Contrast learning works in the following ways:
Generating Positive and Negative Pairs: First, we generate positive (similar) and negative (different) pairs from the graph data. A positive pair consists of two objects with similar features or attributes, and a negative pair consists of objects with different features or attributes.
Create embeddings: Create embeddings (low-dimensional representations) of objects by entering the generated positive and negative pairs into a graph neural network. The embedding serves to map objects to locations close to the space based on similarity.
Reinforce similarity and difference: Applies a method to enhance similarity and distinguish differences based on the generated embeddings. Typically, we use Euclidean distance or cosine similarity to minimize the distance between positive pairs and maximize the distance between negative pairs.

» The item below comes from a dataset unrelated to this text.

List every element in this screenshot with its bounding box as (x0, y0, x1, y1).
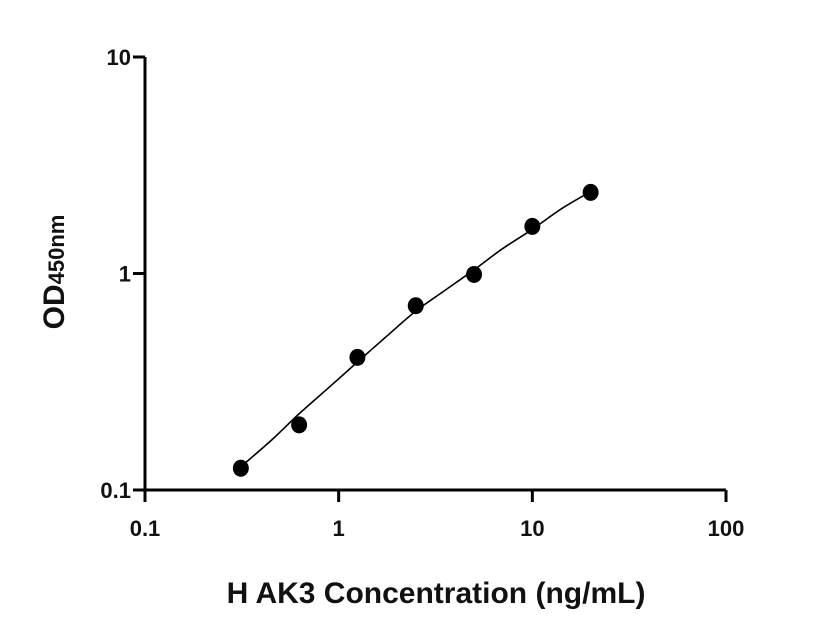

Optimizing loss functions: we define loss functions based on similarities and differences and optimize them to learn graph neural networks. Typical loss functions include continuous loss or triplet loss.
Summary
To leverage historical, non-historical dependency, we use the concept of continuous leanring. When a query is given (s,p,?,t), it determines which historical, non-historical factor this query is dependent on to create a context vector and makes an reference based on that vector. At this point, the masked-technique is utilized for interference efficiency.
So here, you might be wondering what you’re going to do in Check if it’s controlling. it was similarity score function , frequency score function. Simply put, the function to measure query and simplicity by internal product and the function to express how frequency the query is found before a specific time in 1 and 0 through the indicator operator. We measure time dependency and quantify it as a context vector.
Insight
I think Ablation study is the real country. By checking the performance differences between idea components such as hard-mask, soft-mask, positive ratio, and negative ratio, we can infer what factors affect KGE, so I think those who will be in charge of these tasks can use them as good starter points in the future.
In addition, if you compare the results from the KGE Embedded baseline with the ideas in this paper and solve the original question of why they perform better than baseline, you’ll find that you’ve learned the overall frame of knowledge graph embedding.